Failing disks in RAID array - strategy suggestions required

Question

I have a linux based software RAID 5 array. SMART has just started to send me emails complaining that one of the 5 disks has a Current Pending Sector Count of 9 and also an Offline Uncorrectable Count of 9. I have done a lot of google-ing and the consensus seems to be that if I write the sectors with zeros, the disk will remap them and all will be well.

I did want to track down which files were affected, but I have difficulty doing the mapping as I have 5 disks in RAID 5 with LUKS encryption on top, and finally LVM on top of that.
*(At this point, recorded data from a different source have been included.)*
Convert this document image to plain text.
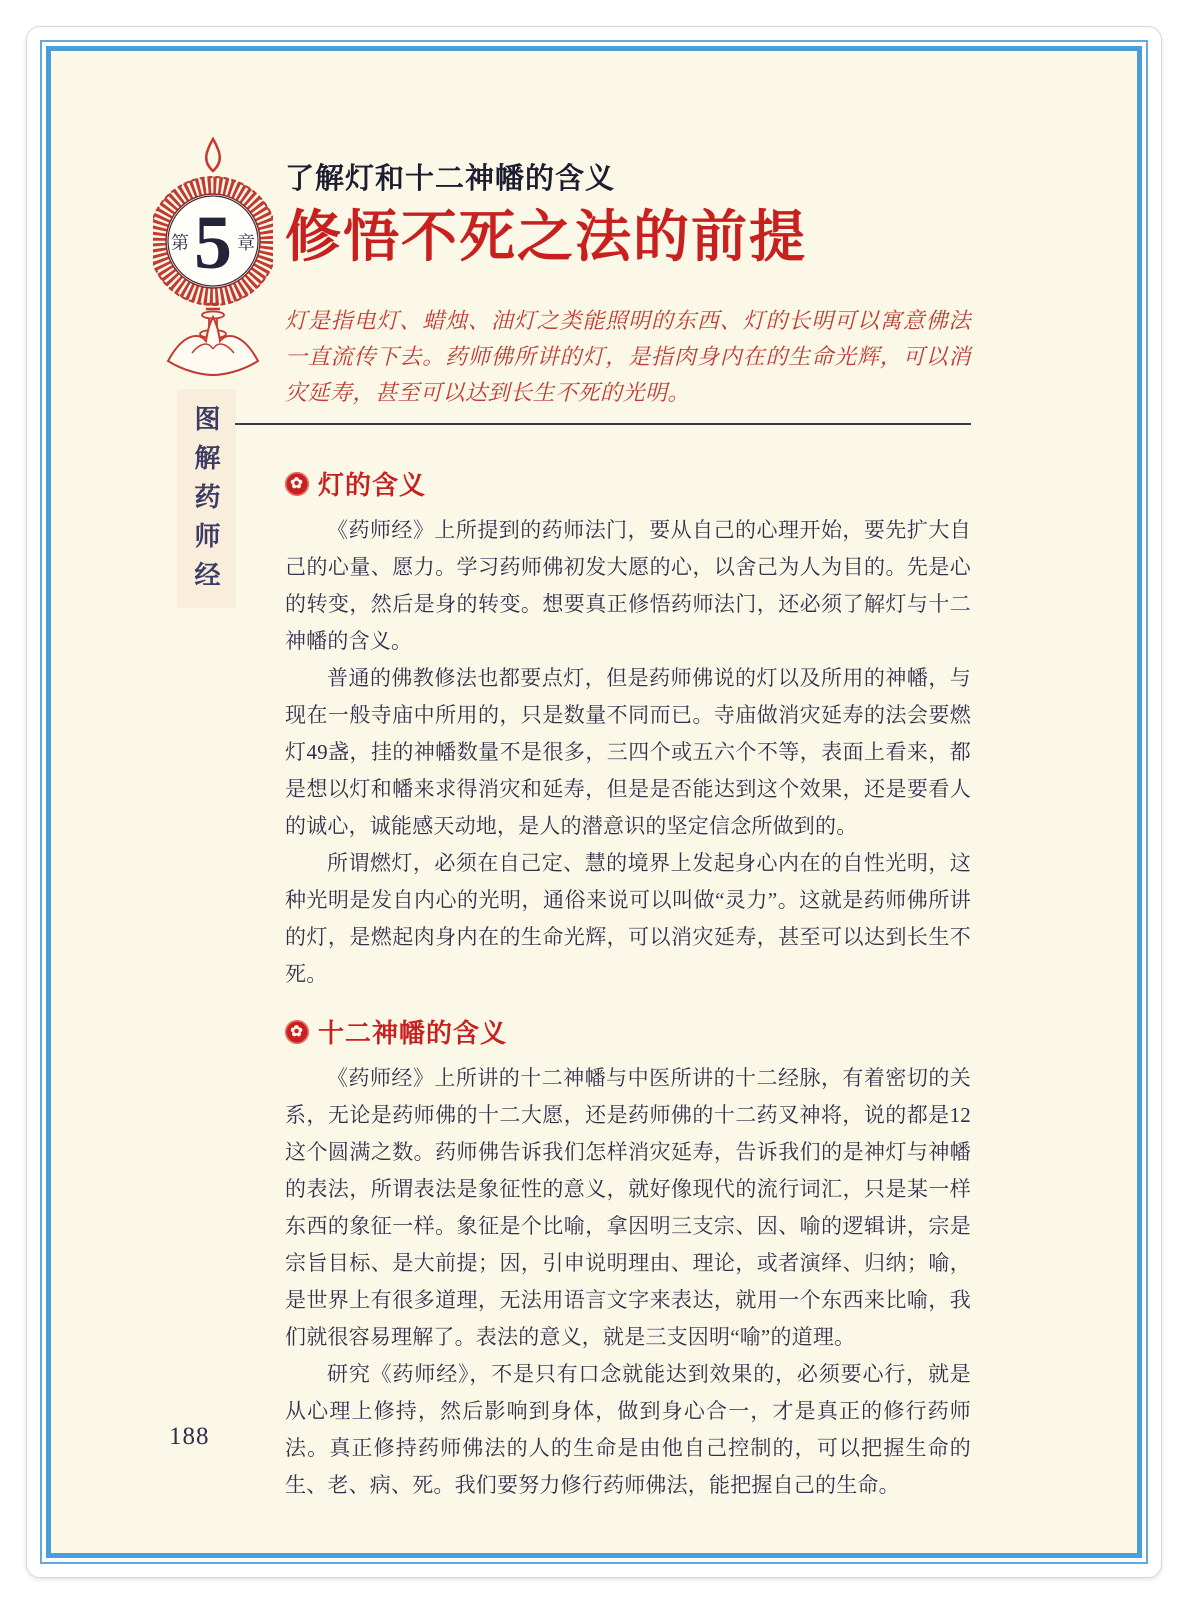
第 5 章
图解药师经
了解灯和十二神幡的含义
修悟不死之法的前提

灯是指电灯、蜡烛、油灯之类能照明的东西、灯的长明可以寓意佛法一直流传下去。药师佛所讲的灯，是指肉身内在的生命光辉，可以消灾延寿，甚至可以达到长生不死的光明。

✿ 灯的含义

《药师经》上所提到的药师法门，要从自己的心理开始，要先扩大自己的心量、愿力。学习药师佛初发大愿的心，以舍己为人为目的。先是心的转变，然后是身的转变。想要真正修悟药师法门，还必须了解灯与十二神幡的含义。

普通的佛教修法也都要点灯，但是药师佛说的灯以及所用的神幡，与现在一般寺庙中所用的，只是数量不同而已。寺庙做消灾延寿的法会要燃灯49盏，挂的神幡数量不是很多，三四个或五六个不等，表面上看来，都是想以灯和幡来求得消灾和延寿，但是是否能达到这个效果，还是要看人的诚心，诚能感天动地，是人的潜意识的坚定信念所做到的。

所谓燃灯，必须在自己定、慧的境界上发起身心内在的自性光明，这种光明是发自内心的光明，通俗来说可以叫做“灵力”。这就是药师佛所讲的灯，是燃起肉身内在的生命光辉，可以消灾延寿，甚至可以达到长生不死。

✿ 十二神幡的含义

《药师经》上所讲的十二神幡与中医所讲的十二经脉，有着密切的关系，无论是药师佛的十二大愿，还是药师佛的十二药叉神将，说的都是12这个圆满之数。药师佛告诉我们怎样消灾延寿，告诉我们的是神灯与神幡的表法，所谓表法是象征性的意义，就好像现代的流行词汇，只是某一样东西的象征一样。象征是个比喻，拿因明三支宗、因、喻的逻辑讲，宗是宗旨目标、是大前提；因，引申说明理由、理论，或者演绎、归纳；喻，是世界上有很多道理，无法用语言文字来表达，就用一个东西来比喻，我们就很容易理解了。表法的意义，就是三支因明“喻”的道理。

研究《药师经》，不是只有口念就能达到效果的，必须要心行，就是从心理上修持，然后影响到身体，做到身心合一，才是真正的修行药师法。真正修持药师佛法的人的生命是由他自己控制的，可以把握生命的生、老、病、死。我们要努力修行药师佛法，能把握自己的生命。

188
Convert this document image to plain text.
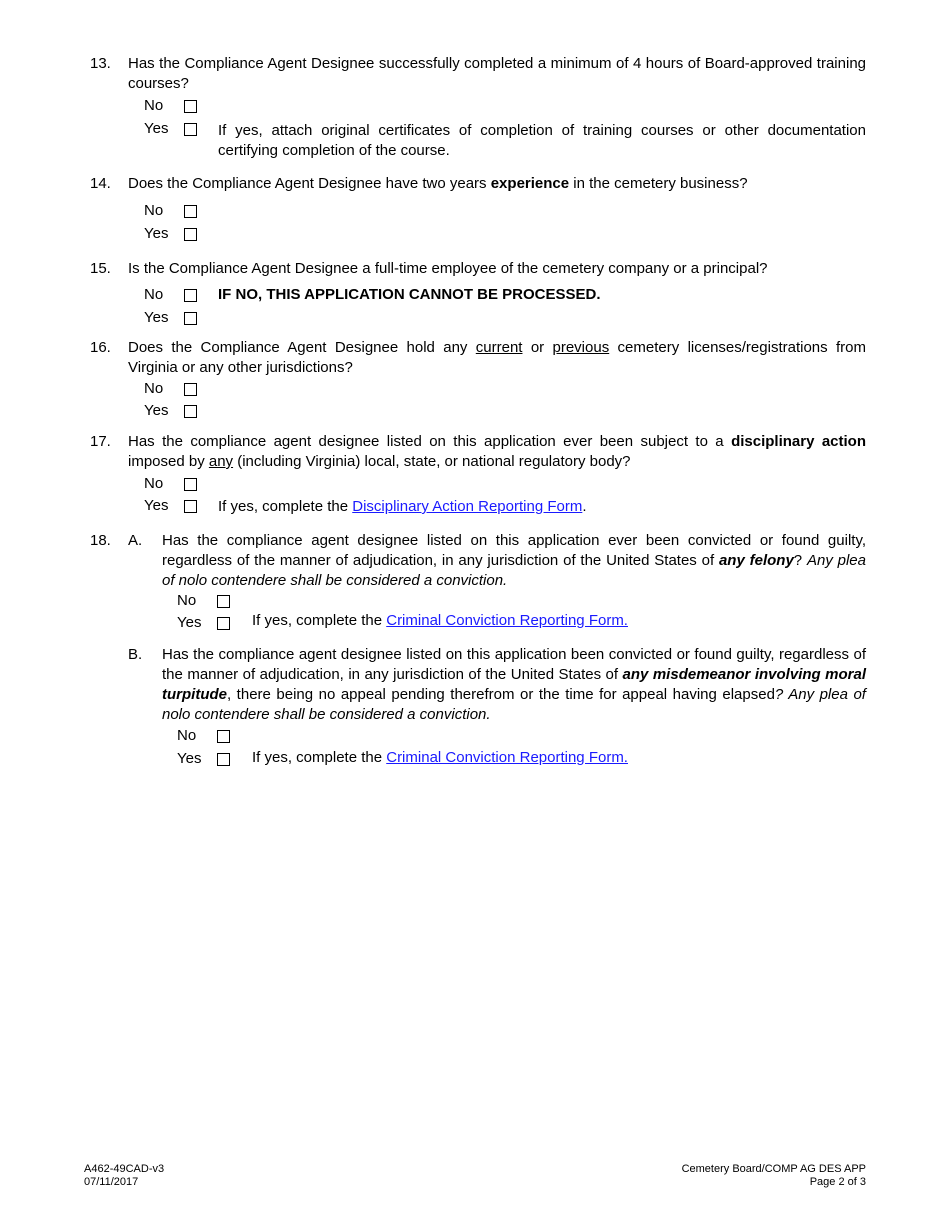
13. Has the Compliance Agent Designee successfully completed a minimum of 4 hours of Board-approved training courses?
No
Yes	If yes, attach original certificates of completion of training courses or other documentation certifying completion of the course.
14. Does the Compliance Agent Designee have two years experience in the cemetery business?
No
Yes
15. Is the Compliance Agent Designee a full-time employee of the cemetery company or a principal?
No	IF NO, THIS APPLICATION CANNOT BE PROCESSED.
Yes
16. Does the Compliance Agent Designee hold any current or previous cemetery licenses/registrations from Virginia or any other jurisdictions?
No
Yes
17. Has the compliance agent designee listed on this application ever been subject to a disciplinary action imposed by any (including Virginia) local, state, or national regulatory body?
No
Yes	If yes, complete the Disciplinary Action Reporting Form.
18. A. Has the compliance agent designee listed on this application ever been convicted or found guilty, regardless of the manner of adjudication, in any jurisdiction of the United States of any felony? Any plea of nolo contendere shall be considered a conviction.
No
Yes	If yes, complete the Criminal Conviction Reporting Form.
B. Has the compliance agent designee listed on this application been convicted or found guilty, regardless of the manner of adjudication, in any jurisdiction of the United States of any misdemeanor involving moral turpitude, there being no appeal pending therefrom or the time for appeal having elapsed? Any plea of nolo contendere shall be considered a conviction.
No
Yes	If yes, complete the Criminal Conviction Reporting Form.
A462-49CAD-v3
07/11/2017
Cemetery Board/COMP AG DES APP
Page 2 of 3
None of the research I did helped me get through that tangle.

In the end, my plan was to simply fail the drive and re-add it to make the array re-build.

Before I did that, I did 'long' tests on the other disk in the array. All were perfect apart from one which had a Reallocated Sector count of 82,82,36,764.

So 2 out of 5 drives have issues.

At this point I am a little confused as to the best approach to trying to flush these errors out, if it is at all possible.

Does anyone have any advice? I am happy to replace failing drives where necessary, but would like to try to get the data straight first.

Sammitch is exactly right. Before you do anything, make sure your backups are up to date. — David Schwartz, Jan 18 '13 at 00:04

score 3 · Accepted Answer · answered Jan 17 '13 at 22:24

3

This will be the general process. See the mdraid man page and your own local configuration for the exact commands to use, if you don't already know them.

Pray.
Verify that your backup is current. Run it manually if necessary. If you don't have backups, make one now.
Fail the drive with pending sector and offline uncorrectable sectors. The other drive with reallocated sectors will live a little longer, and hopefully long enough to complete this process, but this drive is at the point where it could kill your entire array.
Replace the drive. In hardware. Partition the new drive and add it to the mdraid array.
Rebuild the array and wait for the rebuild to complete. In newer versions of mdraid, the rebuild will start automatically.
Repeat the process with the second drive.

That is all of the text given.